Comment Online small adster Gumtree appears to be a bit squeamish about ads containing words such as "queer".
In the week that New Labour set out to advance the cause of equality in the UK with a dubious Equality Bill removing a number of existing rights from gay and religious groups, Gumtree demonstrated its solidarity with the cause by rejecting an ad containing the Q-word.
At least, that is our understanding of why the ad, headlined "PA/ support worker Sth Manc working direct for queer disabled person" was rejected, since at time of writing, all efforts to contact our "local community online", both by El Reg and by the person who placed that ad, have proven fruitless.

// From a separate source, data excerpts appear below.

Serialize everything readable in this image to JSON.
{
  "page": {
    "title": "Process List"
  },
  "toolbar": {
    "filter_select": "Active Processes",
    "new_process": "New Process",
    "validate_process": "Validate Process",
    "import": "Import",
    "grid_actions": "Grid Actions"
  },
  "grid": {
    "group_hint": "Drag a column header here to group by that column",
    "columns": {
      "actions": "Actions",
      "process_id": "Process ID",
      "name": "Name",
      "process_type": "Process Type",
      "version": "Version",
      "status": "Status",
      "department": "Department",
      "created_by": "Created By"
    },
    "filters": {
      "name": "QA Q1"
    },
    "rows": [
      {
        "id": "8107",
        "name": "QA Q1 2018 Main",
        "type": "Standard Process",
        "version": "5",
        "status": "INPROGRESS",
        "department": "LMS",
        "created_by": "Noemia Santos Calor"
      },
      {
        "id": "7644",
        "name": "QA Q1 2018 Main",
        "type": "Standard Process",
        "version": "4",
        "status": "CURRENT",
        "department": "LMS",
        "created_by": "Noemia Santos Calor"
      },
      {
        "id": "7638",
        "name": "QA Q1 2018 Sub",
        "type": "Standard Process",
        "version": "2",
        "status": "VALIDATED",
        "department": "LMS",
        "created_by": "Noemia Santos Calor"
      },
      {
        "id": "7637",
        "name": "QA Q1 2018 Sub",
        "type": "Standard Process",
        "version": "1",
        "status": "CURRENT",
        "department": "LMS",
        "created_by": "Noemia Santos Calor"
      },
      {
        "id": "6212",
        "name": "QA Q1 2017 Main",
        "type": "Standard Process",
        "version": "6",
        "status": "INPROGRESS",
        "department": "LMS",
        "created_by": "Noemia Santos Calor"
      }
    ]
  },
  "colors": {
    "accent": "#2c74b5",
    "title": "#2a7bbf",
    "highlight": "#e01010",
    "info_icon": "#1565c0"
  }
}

In the process, Gumtree may have inadvertently highlighted the knots that society is tying itself in by attempting to pass laws ensuring that no one is ever offended by anyone else again.
The issue begins with legal protections put in place for what is loosely referred to as the "LGBT community" – shorthand for Lesbian, Gay, Bisexual and Transsexual. These protections have included laws that outlaw discrimination on grounds of "sexual orientation" - or the gender of the person you relate to sexually in the case of LGB – and gender identity in the case of T, as well as legislation against "hate speech".
Although a recent attempt to tighten up this law to limit the "discussion or criticism" of issues around these sexualities was killed off in the House of Lords, it is now not permissible to make offensive or inflammatory comments about individuals on grounds of their LGBT-ness.
As a long-standing term of anti-gay abuse, "queer" is most definitely out. Or at least it was, until certain more militant elements within the gay rights movement set out to reclaim it – in much the same way as some black rights activists have sought to reclaim the N-word.
This creates a situation in which the word is offensive to some members of the gay community, and celebrated as a badge of pride by others.
Further muddying the waters is the evolution of Queer as a sexuality in its own right, with the emergence of a small number of academic institutions in universities across the UK dedicated to "Queer Theory" – or inevitably "queory".
As an academic explains: "Queer theory - or to be a queer theorist (as it is very much a mind set in my eyes) - is to challenge notions of cultural stability and identity. To find where the kinks (pun intended) are and exploit them to encounter different perspectives and identities."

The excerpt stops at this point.